Love you, hate you, miss you: Roman (German Edition)
Julia war total beliebt, jeder wollte mit ihr zusammen sein. Wir sind alle lang aufgeblieben und haben bis tief in die Nacht hinein geredet, aber später, als alle anderen schon schliefen, hat Julia Caro aufgeweckt. Wir sind auf den Flur raus und Julia hat Caro die Meinung gesagt und ihr alles an den Kopf geworfen, was sie mir zusammen mit Beth und Anne Alice angetan hatte. Caro brach in Tränen aus, sodass sie mir fast leidtat, aber nur fast. Sie sollte ruhig wissen, wie ich mich immer fühlte, wenn alle auf mir herumhackten.«
»Ist das dieselbe Caro, von der du schon mal gesprochen hast?«
Ich nickte und Laurie kritzelte etwas auf ihren Block, während ich mir in Erinnerung rief, was danach passiert war. Caro stürzte ins Bad und wir schlichen uns runterund haben über sie gelacht. Ich kam mir so toll vor. So frei. Wir saßen eine Weile vor dem Fernseher, dann hat Julia den Schrank geöffnet, in dem ihre Mom den Alkohol aufbewahrte, und gesagt: »Was willst du trinken?«
Ich kann mich noch gut an die Flaschen erinnern: braun, grün, durchsichtig. Es war wie eine Mutprobe, zu der wir uns gegenseitig anstifteten, und jede musste etwas davon probieren. Julia nahm Rum. Ich Wodka. Es schmeckte grässlich und mein Mund und mein Hals brannten wie Feuer. Aber nach einer Weile wurde mir wohlig warm im Bauch, dann im ganzen Körper, und alles war plötzlich heller. Schöner.
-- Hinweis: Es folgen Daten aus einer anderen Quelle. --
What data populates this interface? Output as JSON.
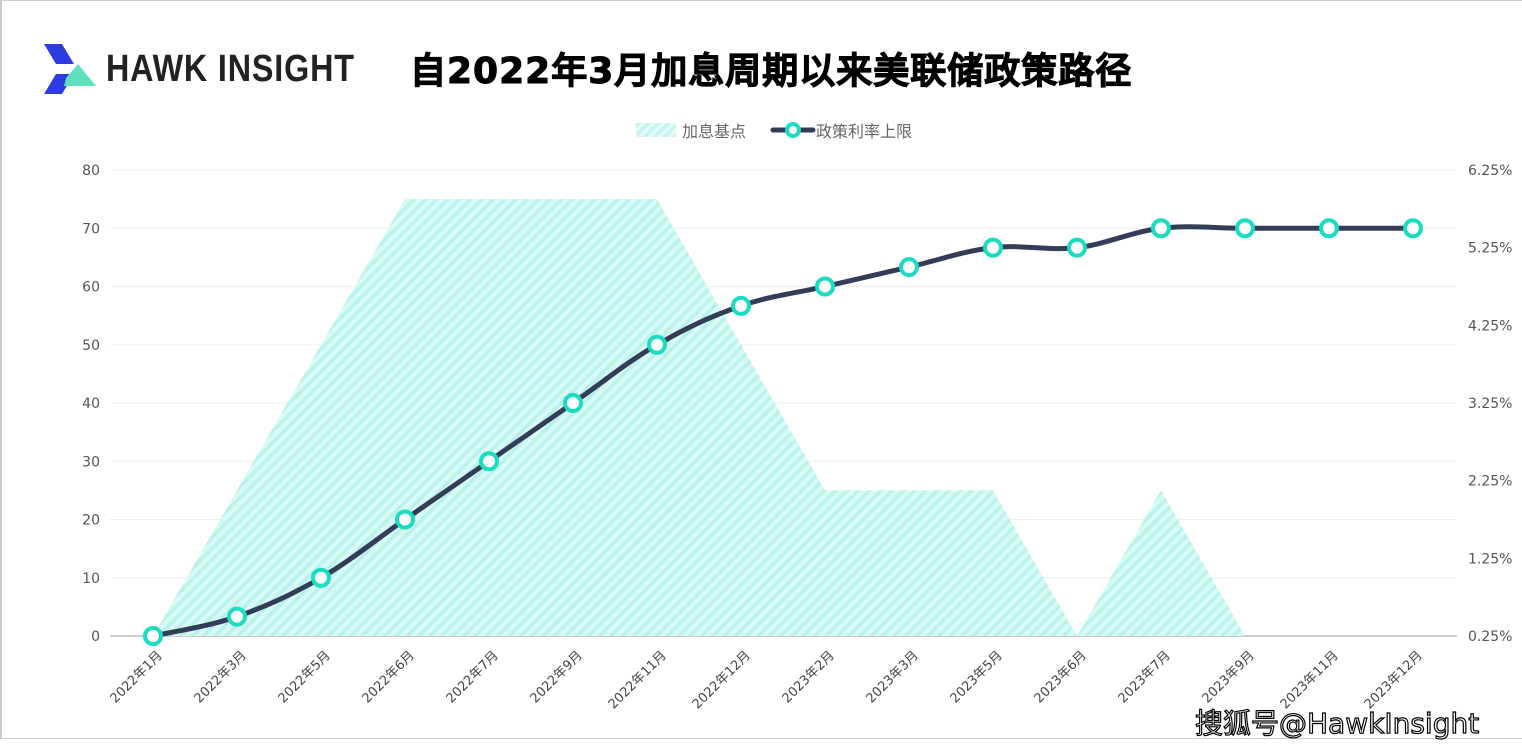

Am Ende haben wir uns die besten Stellen aus den Kitschromanen von Julias Mom vorgelesen, bis wir vor Lachen fast erstickten. Wir hatten einen Höllenspaß. Und kurz bevor wir endlich eingeschlafen sind, musste ich Julia schwören, dass wir immer Freundinnen bleiben und uns alles erzählen würden. Ein Versprechen, das mir nicht schwerfiel. Ich konnte mir gar nicht vorstellen, dass ich ihr etwas
nicht
erzählen würde.
»Wann habt ihr beide mit dem Trinken angefangen?«, fragte Laurie und ich schaute ihr in die Augen und sagte: »Weiß ich nicht mehr.«
Mehr gab ich nicht preis. Ich konnte mir schon denken, wie sie sich auf diese Erinnerung stürzen und alles total verdrehen würde.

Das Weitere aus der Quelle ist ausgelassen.